O deputado federal Giovani Cherini (PL-RS), vice-líder do governo Bolsonaro na Câmara, se pronunciou nesta segunda-feira (17) sobre a morte de Bruno Covas. O prefeito de São Paulo faleceu no domingo, vítima de um câncer no sistema digestivo, que combatia há cerca de um ano e meio. Durante a sessão da Comissão de Constituição e Justiça (CCJ), o parlamentar disse:
A máscara que ele usou durante toda a campanha pode ter prejudicado o câncer que ele teve, porque as células precisam de respiração.
A máscara que ele usou durante toda a campanha pode ter prejudicado o câncer que ele teve, porque as células precisam de respiração.
GZH consultou três especialistas em oncologia para saber a opinião técnica a respeito da afirmação feita pelo deputado gaúcho.
Não procede
Para o cirurgião do aparelho digestivo do Hospital de Clínicas e professor da Unisinos Eduardo Neubarth Trindade, a afirmação do deputado federal não procede e não encontra respaldo científico.
— Não há base científica ou plausibilidade biológica pra tal afirmação. Não se encontra respaldo na literatura pra dizer que o uso de máscara tenha agravado o quadro do câncer de Bruno Covas ou estimulado a replicação celular. O câncer é, sim, uma replicação anormal de células, mas não se pode afirmar que uso contínuo da máscara seja causador dessa multiplicação.
O pesquisador e oncologista da Oncoclínicas no RS Carlos Barrios sugere um teste com oxímetro para que o público constate que o uso da máscara não impacta na concentração de oxigênio no sangue.
— As pessoas têm que desmistificar a ideia de que o oxigênio entra e vai direto para a célula. Ele entra, é filtrado no pulmão, depois circula e só então entra na célula. Um bom teste é utilizar o oxímetro, que mede a concentração de oxigênio no sangue. A pessoa vai poder observar que, independente de estar utilizando a máscara ou não, os dados do oxímetro não se alteram — afirma Barrios.
Ele reforça que o uso da máscara, no contexto da pandemia, é ainda mais importante, pois há evidências de que pacientes com câncer podem desenvolver quadros mais severos de covid-19.

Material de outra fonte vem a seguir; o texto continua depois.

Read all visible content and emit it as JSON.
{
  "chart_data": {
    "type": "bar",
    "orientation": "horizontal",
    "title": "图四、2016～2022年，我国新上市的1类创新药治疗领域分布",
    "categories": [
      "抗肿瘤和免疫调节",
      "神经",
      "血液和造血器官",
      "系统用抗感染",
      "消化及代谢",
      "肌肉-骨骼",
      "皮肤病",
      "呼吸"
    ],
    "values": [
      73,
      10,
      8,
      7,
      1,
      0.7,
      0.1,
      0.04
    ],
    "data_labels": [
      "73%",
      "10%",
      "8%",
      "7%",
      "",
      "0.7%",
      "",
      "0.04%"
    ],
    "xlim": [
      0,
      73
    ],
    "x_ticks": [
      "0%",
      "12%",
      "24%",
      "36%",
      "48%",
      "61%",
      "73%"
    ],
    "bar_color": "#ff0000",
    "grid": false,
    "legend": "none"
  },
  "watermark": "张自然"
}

— Não há absolutamente nenhuma evidência científica ou clínica de que o uso da máscara impacte na evolução de qualquer tumor. Uma afirmativa dessas cria uma dúvida desnecessária e inapropriada para todo paciente com câncer. É perfeitamente seguro e absolutamente recomendável que todo paciente com câncer continue usando máscara. Existem diversas evidências que sugerem que, em alguns doentes com câncer, a infecção por covid pode ter uma evolução pior. Um exemplo são os casos de pacientes que têm tumores pulmonares ou hematológicos — complementa o oncologista.
Carlos Eugênio Escovar, diretor do Hospital Santa Rita, ambiente especializado em oncologia da Santa Casa de Porto Alegre, fez um comparativo: segundo a lógica apresentada pelo deputado, uma série de cirurgiões, que por causa da sua profissão precisam usar máscara por muitos anos, durante aproximadamente oito horas por dia, teriam câncer.

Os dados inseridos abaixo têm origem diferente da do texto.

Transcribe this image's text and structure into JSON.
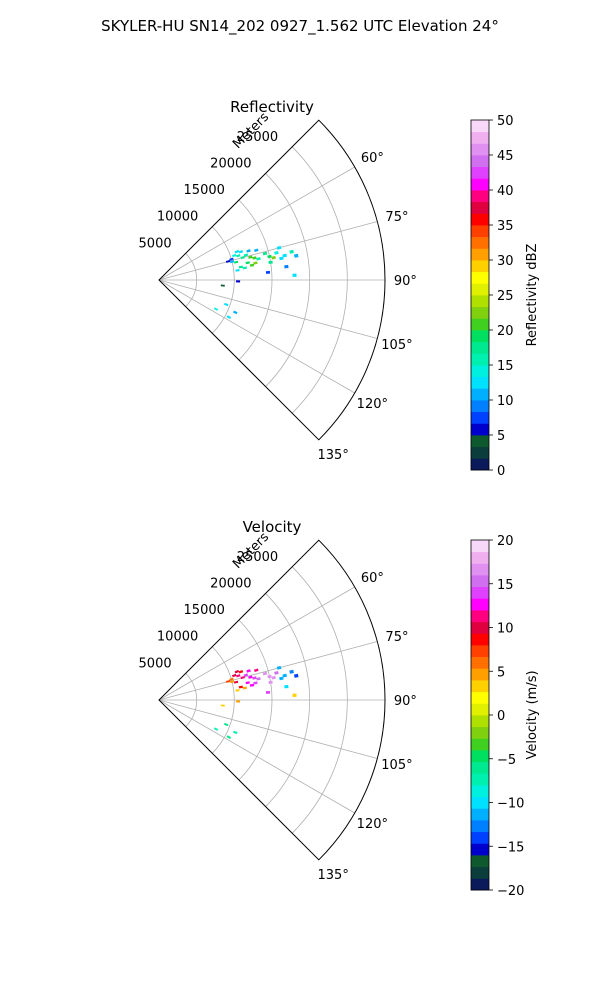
{
  "figure": {
    "suptitle": "SKYLER-HU  SN14_202  0927_1.562 UTC Elevation 24°"
  },
  "chart_data": [
    {
      "type": "polar-sector",
      "title": "Reflectivity",
      "radial_label": "Meters",
      "rlim": [
        0,
        30000
      ],
      "radial_ticks": [
        5000,
        10000,
        15000,
        20000,
        25000
      ],
      "radial_tick_labels": [
        "5000",
        "10000",
        "15000",
        "20000",
        "25000"
      ],
      "azimuth_range_deg": [
        45,
        135
      ],
      "azimuth_ticks": [
        60,
        75,
        90,
        105,
        120,
        135
      ],
      "azimuth_tick_labels": [
        "60°",
        "75°",
        "90°",
        "105°",
        "120°",
        "135°"
      ],
      "grid": true,
      "colorbar": {
        "label": "Reflectivity dBZ",
        "min": 0,
        "max": 50,
        "ticks": [
          0,
          5,
          10,
          15,
          20,
          25,
          30,
          35,
          40,
          45,
          50
        ],
        "tick_labels": [
          "0",
          "5",
          "10",
          "15",
          "20",
          "25",
          "30",
          "35",
          "40",
          "45",
          "50"
        ],
        "colors": [
          "#0a1a5a",
          "#0b3d3d",
          "#0e5a2e",
          "#0000cc",
          "#0040ff",
          "#0080ff",
          "#00b0ff",
          "#00e0ff",
          "#00f0e0",
          "#00f0b0",
          "#00e890",
          "#00e060",
          "#40d020",
          "#80d010",
          "#b0e000",
          "#e0f000",
          "#ffff00",
          "#ffd000",
          "#ffa000",
          "#ff7000",
          "#ff4000",
          "#ff0000",
          "#e00040",
          "#ff0080",
          "#ff00ff",
          "#e040ff",
          "#d070f0",
          "#e090f0",
          "#f0b0f0",
          "#f8d8f8"
        ]
      },
      "cells": [
        {
          "az": 70,
          "r": 11000,
          "v": 13
        },
        {
          "az": 71,
          "r": 11500,
          "v": 12
        },
        {
          "az": 72,
          "r": 10500,
          "v": 14
        },
        {
          "az": 73,
          "r": 11000,
          "v": 16
        },
        {
          "az": 74,
          "r": 10000,
          "v": 8
        },
        {
          "az": 72,
          "r": 12500,
          "v": 11
        },
        {
          "az": 74,
          "r": 12000,
          "v": 15
        },
        {
          "az": 75,
          "r": 11500,
          "v": 18
        },
        {
          "az": 76,
          "r": 12500,
          "v": 21
        },
        {
          "az": 77,
          "r": 13000,
          "v": 20
        },
        {
          "az": 78,
          "r": 13500,
          "v": 16
        },
        {
          "az": 76,
          "r": 14500,
          "v": 17
        },
        {
          "az": 78,
          "r": 15000,
          "v": 19
        },
        {
          "az": 79,
          "r": 15500,
          "v": 22
        },
        {
          "az": 77,
          "r": 16000,
          "v": 14
        },
        {
          "az": 79,
          "r": 17000,
          "v": 13
        },
        {
          "az": 80,
          "r": 16500,
          "v": 12
        },
        {
          "az": 78,
          "r": 18000,
          "v": 15
        },
        {
          "az": 80,
          "r": 18500,
          "v": 11
        },
        {
          "az": 81,
          "r": 15000,
          "v": 18
        },
        {
          "az": 75,
          "r": 9500,
          "v": 6
        },
        {
          "az": 76,
          "r": 10000,
          "v": 10
        },
        {
          "az": 79,
          "r": 12000,
          "v": 19
        },
        {
          "az": 80,
          "r": 13000,
          "v": 22
        },
        {
          "az": 81,
          "r": 12500,
          "v": 20
        },
        {
          "az": 77,
          "r": 10500,
          "v": 19
        },
        {
          "az": 81,
          "r": 11000,
          "v": 17
        },
        {
          "az": 82,
          "r": 11500,
          "v": 15
        },
        {
          "az": 83,
          "r": 10500,
          "v": 13
        },
        {
          "az": 73,
          "r": 13500,
          "v": 10
        },
        {
          "az": 75,
          "r": 16500,
          "v": 12
        },
        {
          "az": 84,
          "r": 17000,
          "v": 9
        },
        {
          "az": 86,
          "r": 14500,
          "v": 8
        },
        {
          "az": 88,
          "r": 18000,
          "v": 13
        },
        {
          "az": 91,
          "r": 10500,
          "v": 6
        },
        {
          "az": 95,
          "r": 8500,
          "v": 4
        },
        {
          "az": 110,
          "r": 9500,
          "v": 12
        },
        {
          "az": 113,
          "r": 11000,
          "v": 11
        },
        {
          "az": 117,
          "r": 8500,
          "v": 14
        },
        {
          "az": 118,
          "r": 10500,
          "v": 12
        }
      ]
    },
    {
      "type": "polar-sector",
      "title": "Velocity",
      "radial_label": "Meters",
      "rlim": [
        0,
        30000
      ],
      "radial_ticks": [
        5000,
        10000,
        15000,
        20000,
        25000
      ],
      "radial_tick_labels": [
        "5000",
        "10000",
        "15000",
        "20000",
        "25000"
      ],
      "azimuth_range_deg": [
        45,
        135
      ],
      "azimuth_ticks": [
        60,
        75,
        90,
        105,
        120,
        135
      ],
      "azimuth_tick_labels": [
        "60°",
        "75°",
        "90°",
        "105°",
        "120°",
        "135°"
      ],
      "grid": true,
      "colorbar": {
        "label": "Velocity (m/s)",
        "min": -20,
        "max": 20,
        "ticks": [
          -20,
          -15,
          -10,
          -5,
          0,
          5,
          10,
          15,
          20
        ],
        "tick_labels": [
          "−20",
          "−15",
          "−10",
          "−5",
          "0",
          "5",
          "10",
          "15",
          "20"
        ],
        "colors": [
          "#0a1a5a",
          "#0b3d3d",
          "#0e5a2e",
          "#0000cc",
          "#0040ff",
          "#0080ff",
          "#00b0ff",
          "#00e0ff",
          "#00f0e0",
          "#00f0b0",
          "#00e890",
          "#00e060",
          "#40d020",
          "#80d010",
          "#b0e000",
          "#e0f000",
          "#ffff00",
          "#ffd000",
          "#ffa000",
          "#ff7000",
          "#ff4000",
          "#ff0000",
          "#e00040",
          "#ff0080",
          "#ff00ff",
          "#e040ff",
          "#d070f0",
          "#e090f0",
          "#f0b0f0",
          "#f8d8f8"
        ]
      },
      "cells": [
        {
          "az": 70,
          "r": 11000,
          "v": 10
        },
        {
          "az": 71,
          "r": 11500,
          "v": 9
        },
        {
          "az": 72,
          "r": 10500,
          "v": 10
        },
        {
          "az": 73,
          "r": 11000,
          "v": 11
        },
        {
          "az": 74,
          "r": 10000,
          "v": 6
        },
        {
          "az": 72,
          "r": 12500,
          "v": 13
        },
        {
          "az": 74,
          "r": 12000,
          "v": 14
        },
        {
          "az": 75,
          "r": 11500,
          "v": 11
        },
        {
          "az": 76,
          "r": 12500,
          "v": 13
        },
        {
          "az": 77,
          "r": 13000,
          "v": 14
        },
        {
          "az": 78,
          "r": 13500,
          "v": 15
        },
        {
          "az": 76,
          "r": 14500,
          "v": 16
        },
        {
          "az": 78,
          "r": 15000,
          "v": 17
        },
        {
          "az": 79,
          "r": 15500,
          "v": 16
        },
        {
          "az": 77,
          "r": 16000,
          "v": 15
        },
        {
          "az": 79,
          "r": 17000,
          "v": -12
        },
        {
          "az": 80,
          "r": 16500,
          "v": -11
        },
        {
          "az": 78,
          "r": 18000,
          "v": -13
        },
        {
          "az": 80,
          "r": 18500,
          "v": -14
        },
        {
          "az": 81,
          "r": 15000,
          "v": 16
        },
        {
          "az": 75,
          "r": 9500,
          "v": 7
        },
        {
          "az": 76,
          "r": 10000,
          "v": 5
        },
        {
          "az": 79,
          "r": 12000,
          "v": 12
        },
        {
          "az": 80,
          "r": 13000,
          "v": 14
        },
        {
          "az": 81,
          "r": 12500,
          "v": 13
        },
        {
          "az": 77,
          "r": 10500,
          "v": 10
        },
        {
          "az": 81,
          "r": 11000,
          "v": 9
        },
        {
          "az": 82,
          "r": 11500,
          "v": 4
        },
        {
          "az": 83,
          "r": 10500,
          "v": 3
        },
        {
          "az": 73,
          "r": 13500,
          "v": 11
        },
        {
          "az": 75,
          "r": 16500,
          "v": -12
        },
        {
          "az": 84,
          "r": 17000,
          "v": -10
        },
        {
          "az": 86,
          "r": 14500,
          "v": 14
        },
        {
          "az": 88,
          "r": 18000,
          "v": 3
        },
        {
          "az": 91,
          "r": 10500,
          "v": 4
        },
        {
          "az": 95,
          "r": 8500,
          "v": 3
        },
        {
          "az": 110,
          "r": 9500,
          "v": -6
        },
        {
          "az": 113,
          "r": 11000,
          "v": -7
        },
        {
          "az": 117,
          "r": 8500,
          "v": -8
        },
        {
          "az": 118,
          "r": 10500,
          "v": -6
        }
      ]
    }
  ]
}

— Acredito que o deputado, por ser leigo, fez uma associação errada, usando um mecanismo chamado hipóxia intracelular, que é a falta de oxigênio dentro da célula, que de fato pode gerar um câncer. Mas ela é causada por agentes como tabagismo, etilismo, alimentação rica em gorduras saturadas e obesidade, não estando relacionada ao uso da máscara. A máscara, inclusive, pode ser usada a vida toda — afirma Escovar.
A reportagem contatou a equipe do hospital Sírio Libanês, no intuito de ouvir a avaliação dos especialistas que trataram Bruno Covas. A instituição, no entanto, preferiu não se pronunciar sobre o tema.